SQZ Biotech snags $65M to push cancer vaccine, break into infectious disease

SQZ Biotech is looking to propel its lead asset, a cancer vaccine for HPV-positive tumors, through phase 1 and expand its cell-squeezing technology beyond oncology into infectious diseases. And it’s reeled in $65 million to do it.

The company’s pipeline is based on a cell therapy platform that squeezes cells, disrupting their membranes to get materials into them. In cancer treatments, this means engineering patients’ immune cells to present tumor antigens to CD8+—or killer—T cells. In theory, the T cells would then hunt down cells that express the target antigen, thereby mounting an attack on cancer.

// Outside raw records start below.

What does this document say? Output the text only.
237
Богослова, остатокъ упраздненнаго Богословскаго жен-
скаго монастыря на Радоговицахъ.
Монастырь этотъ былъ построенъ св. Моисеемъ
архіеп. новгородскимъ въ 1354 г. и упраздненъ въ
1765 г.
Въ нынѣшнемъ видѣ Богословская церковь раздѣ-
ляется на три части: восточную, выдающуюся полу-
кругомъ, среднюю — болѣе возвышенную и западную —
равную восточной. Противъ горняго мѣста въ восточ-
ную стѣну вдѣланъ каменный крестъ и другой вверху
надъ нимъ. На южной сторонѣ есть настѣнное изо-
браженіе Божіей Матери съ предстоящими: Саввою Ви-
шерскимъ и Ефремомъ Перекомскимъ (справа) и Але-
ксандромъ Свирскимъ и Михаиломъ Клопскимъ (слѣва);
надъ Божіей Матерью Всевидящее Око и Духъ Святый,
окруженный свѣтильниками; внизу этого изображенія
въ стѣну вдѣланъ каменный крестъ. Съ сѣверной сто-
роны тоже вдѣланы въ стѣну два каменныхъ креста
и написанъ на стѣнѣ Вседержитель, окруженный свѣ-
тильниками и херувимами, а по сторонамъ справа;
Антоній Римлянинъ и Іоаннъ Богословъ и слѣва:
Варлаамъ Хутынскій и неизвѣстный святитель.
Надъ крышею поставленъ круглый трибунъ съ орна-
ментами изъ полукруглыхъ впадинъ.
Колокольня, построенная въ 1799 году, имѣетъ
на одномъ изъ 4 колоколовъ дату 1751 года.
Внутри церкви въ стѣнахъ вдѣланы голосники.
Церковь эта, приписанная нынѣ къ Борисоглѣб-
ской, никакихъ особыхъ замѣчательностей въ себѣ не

It’s a theory that Roche has bought into; in 2015, the Big Pharma signed on to partner with the fledgling biotech, doubling down three years later with a deal expansion worth $125 million upfront but that could net SQZ more than $1 billion in development milestones alone. That partnership covers cancer programs using the company’s antigen-presenting cells (APCs), including its lead program, dubbed SQZ-PBMC-HPV, which targets HPV-positive solid tumors.

The series D round, drawn from Temasek, GV, Illumina Ventures, Invus, Polaris Partners, NanoDimension and JDRF T1D Fund, will bankroll the ongoing phase 1 study of the HPV-targeting program and the development of its other technologies—activating antigen carriers (AACs) and tolerizing antigen carriers (TACs)—as well as expand its APC technology into infectious diseases.

For the phase 1 study, SQZ is turning patients’ cells into treatments within 24 hours. It hopes to create a point-of-care system that would enable the production of treatments wherever patients are getting care, so their cells don’t need to travel to a manufacturing site.

“Our progress in oncology and recent expansion into the infectious disease space exemplifies the broad potential of the SQZ platforms. Coupled with our rapid central manufacturing and investment in developing a new point-of-care system, we believe SQZ’s differentiated approach to treating disease could provide meaningful benefit to many patients,” SQZ CEO Armon Sharei, Ph.D., said in a statement.

Although it shares its lead oncology assets with Roche, SQZ is working on its own cancer pipeline based on its AAC technology. Unlike APCs, which are based on patients’ white blood cells like T cells, B cells and monocytes, AACs are based on red blood cells. Once the engineered cells are returned to the patient, they travel to the liver and spleen, which present the antigen to helper and killer T cells.